EDS was launched in Dallas Texas in the 1960s by Ross Perot. The strategy was unique as for the first time a company would handle out-sourced computer operations of other companies. Perot created an aggressive competitive culture and typically recruited predominantly ex military combatants having battle experience.
EDS was taken over by GM (1984) and grew by leaps and bounds operating in more than 40 countries and a $14 billion turnover. When it was spun-off in the late 1990s ithad imbibed GMs complacent and bureaucratic culture. For an IT company this became a definite competitive disadvantage. It lost position of market leader to IBM and others despite the high growth rate of the IT industry. Its profitability declined to the lowest levels.
Dick Brown ex-British Cables & Wireless was hired as CEO in 1999 to lead the turnaround. Brown’s turnaround leadership was a success. The company had to reinvent itself for the digital economy. Brown re-strategized and set up tough financial targets. But alongside he gave the highest importance to a massive change effort. He understood that to make the new strategy work an alignment of the organization culture is an imperative.

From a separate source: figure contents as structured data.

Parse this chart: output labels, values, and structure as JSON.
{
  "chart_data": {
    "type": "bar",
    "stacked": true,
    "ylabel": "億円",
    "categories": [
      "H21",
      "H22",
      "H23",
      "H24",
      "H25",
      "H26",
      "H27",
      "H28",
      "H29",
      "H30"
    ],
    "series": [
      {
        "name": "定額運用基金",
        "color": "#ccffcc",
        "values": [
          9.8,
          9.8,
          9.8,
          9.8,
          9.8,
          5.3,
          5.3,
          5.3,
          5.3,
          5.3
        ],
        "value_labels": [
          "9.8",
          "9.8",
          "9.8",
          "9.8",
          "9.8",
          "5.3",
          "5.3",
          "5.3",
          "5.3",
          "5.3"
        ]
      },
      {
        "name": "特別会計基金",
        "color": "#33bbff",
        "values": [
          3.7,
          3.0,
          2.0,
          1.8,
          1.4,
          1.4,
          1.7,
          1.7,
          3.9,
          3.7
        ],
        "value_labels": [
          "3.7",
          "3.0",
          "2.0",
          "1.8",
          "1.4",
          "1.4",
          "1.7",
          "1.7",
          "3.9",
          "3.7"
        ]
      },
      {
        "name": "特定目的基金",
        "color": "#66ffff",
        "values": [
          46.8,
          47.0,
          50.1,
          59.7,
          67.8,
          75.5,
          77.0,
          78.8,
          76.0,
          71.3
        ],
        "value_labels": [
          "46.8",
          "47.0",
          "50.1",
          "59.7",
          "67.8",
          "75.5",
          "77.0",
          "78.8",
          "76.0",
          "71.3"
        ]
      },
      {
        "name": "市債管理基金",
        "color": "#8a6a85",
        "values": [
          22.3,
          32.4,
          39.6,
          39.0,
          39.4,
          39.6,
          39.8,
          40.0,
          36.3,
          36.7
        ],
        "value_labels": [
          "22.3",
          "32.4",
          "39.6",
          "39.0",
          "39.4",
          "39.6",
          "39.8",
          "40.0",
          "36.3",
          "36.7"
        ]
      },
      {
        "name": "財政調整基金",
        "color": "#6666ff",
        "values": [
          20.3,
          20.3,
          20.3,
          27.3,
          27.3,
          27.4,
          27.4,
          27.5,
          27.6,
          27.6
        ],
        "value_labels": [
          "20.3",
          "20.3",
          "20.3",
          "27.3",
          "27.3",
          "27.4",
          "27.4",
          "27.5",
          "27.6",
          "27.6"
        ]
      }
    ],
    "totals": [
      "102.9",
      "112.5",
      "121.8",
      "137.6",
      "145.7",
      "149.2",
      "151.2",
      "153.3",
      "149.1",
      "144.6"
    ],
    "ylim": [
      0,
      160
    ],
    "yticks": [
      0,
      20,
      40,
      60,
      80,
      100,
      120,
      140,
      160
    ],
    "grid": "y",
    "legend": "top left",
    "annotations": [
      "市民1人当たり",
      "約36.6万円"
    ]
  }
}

His statement as it appeared in an article in Fast Company was – “Most business leaders are afraid to talk about culture, they’re far more comfortable with numbers. While I am very numbers focused, you can’t change a business with numbers. Numbers are the end result. You change a business by changing the behavior of its people.”
The cornerstone of his successful culture change initiative was communication and commitment and a culture of sharing and trust. Thus EDS regained its leadership.